Kamu hizmeti, devlet eliyle yada kamu tüzel kişileri aracılığıyla veya bunların denetiminde yapılan kollektif ve genel ihtiyaçları karşılamak ve kamu yararı esasını sağlamak için yerine getirilen ve kamuya sunulan sürekli faaliyetler olarak ifade edilmektedir (Onar, 1992: 92). Başka bir tanıma göre ise “toplum için önem kazanmış olan ortak ve genel bir ihtiyacın tatminine yönelik olarak kamu tüzel kişileri veya onların denetimi altında özel kişilerce yürütülen bir faaliyettir” (Gülan,

1988:148). Yerel kamu hizmeti de yerel yönetimler tarafından yapılan veya yaptırılan hizmetler olarak ifade edilmektedir (Usta ve Bilgiç, 2016: 251). Diğer bir ifadeyle merkezi yönetim tarafından yapılmayan ve bunun yerine yerel yönetimlere verilen kamu hizmetleridir. Kamu hizmetlerinin temel amacını Eryılmaz (2010), toplumun ihtiyaçlarını karşılarken üretilen mal ve hizmetlerde etkinliği ve verimliliği en yüksek seviyede sunmak olarak ifade etmektedir. Devlet bu amacını iki farklı yönetimle gerçekleştirmektedir. İlki merkezi yönetim, diğeri ise merkezi yönetimin alt birimleridir.

Dünya da 1970’lerden itibaren bazı ülkelerde kamu hizmetlerinde verimi ve etkinliği artırmak amacıyla yeni yöntem ve politika arayışları başlamıştır. Bunun temel sebebi klasik bir devlet yapısının ve işleyişinin giderek büyümesi sonucunda ortaya çıkan verimsizlik ve yavaşlılık ile görevlerdeki yeniliklere karşı yetersiz kalınıştır (Ökmen ve Çağatay, 2014: 95). Diğer bir sebebi de “çok kamu”, “çok devlet” anlayışının sebep olduğu 1970 krizidir (Güler, 2005:138). Bu sebepler karşısında devletin konumunun (iktisadi ve sosyal hayat içindeki) yeniden biçimlendirilmesine ve kamu olarak ifade edilen kesimin küçülmesine dair konular gündeme girmeye başlamıştır (Ökmen ve Çağatay, 2014: 95). Çözüm yolu olarak ta;

 Özel sektörün yaygın olduğu,

 Serbest,

 Piyasa koşullarına hakim,

 Küreselleştirilmiş,

 Hem ulusal hem de uluslararası sermayenin bütünleştirilmesinin hedeflendiği bir ekonomik sistem mümkün görülmüştür (Aksoy, 1998:4).
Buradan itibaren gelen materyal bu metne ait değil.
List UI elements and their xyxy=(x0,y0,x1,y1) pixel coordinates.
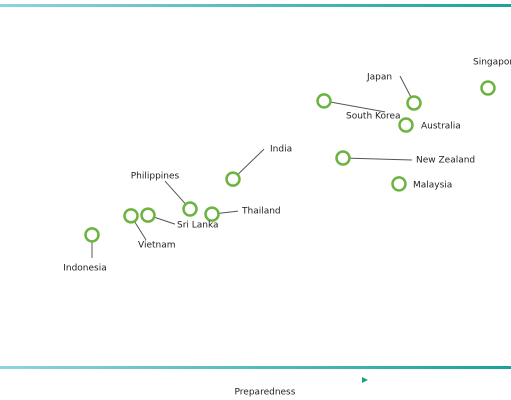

Dolayısıyla bu çözüm yolunun öngördüğü ekonomik sistem; kendine ait hukuksal düzene ve ayrıcalıklı personele sahip, piyasa mekanizmasına göre çalışan

“özel sektörleşmiş” kamu yönetimi aygıtıdır (Güler, 2005:138). Kamu yönetiminde meydana gelecek olan değişim ve dönüşümün temel araçları özelleştirme ve yerelleştirmedir. Özelleştirme ile kamu alanının daraltılması ve özele kaynak aktarılmasını sağlayan yöntemlerin tümü ile ifade edilmektedir (Aksoy, 1998: 4).

Ancak konumuz itibariyle özelleştirmeye değinilmeyecek olup yerelleştirme ile meydana gelen kamu hizmetinin değişimi ve dönüşümüne yer verilmiştir.

Kamu hizmeti ile yerel kamu hizmeti arasındaki ilişkiler küreselleşme, bölgeselleşme ve yerelleşme olgularının tartışma alanlarından birini oluşturmaktadır.

Bunun sebepleri ise; devletin klasik görevleri ve ekonomik-siyasal işlevlerine ilişkin işleyişi, refah devleti politikaları, bilgi-iletişim teknolojileri, yönetim paradigmasında değişim ve dönüşüm gibi faktörlerdir. Bu faktörler devlet, kamu hizmeti ve yerel kamu hizmetin içeriğini işlevsel ve yapısal anlamda değişime uğratmıştır (Ökmen ve Çağatay, 2014: 79).

Kamu hizmetleri ile yerel kamu hizmetleri arasındaki ilişkiye öncelikli olarak küreselleşme boyutundan bakılması gerekmektedir. Kürselleşme; “hem dünyanın küçülmesini simgeleyen hem de bir bütün olarak dünya bilincinin güçlenmesini gönderme yapan bir kavramdır” (Robertson, 1999). Kavramsal olarak çok boyutlu ve karmaşık olan küreselleşme üzerine ortak fikir birliği bulunmamaktadır.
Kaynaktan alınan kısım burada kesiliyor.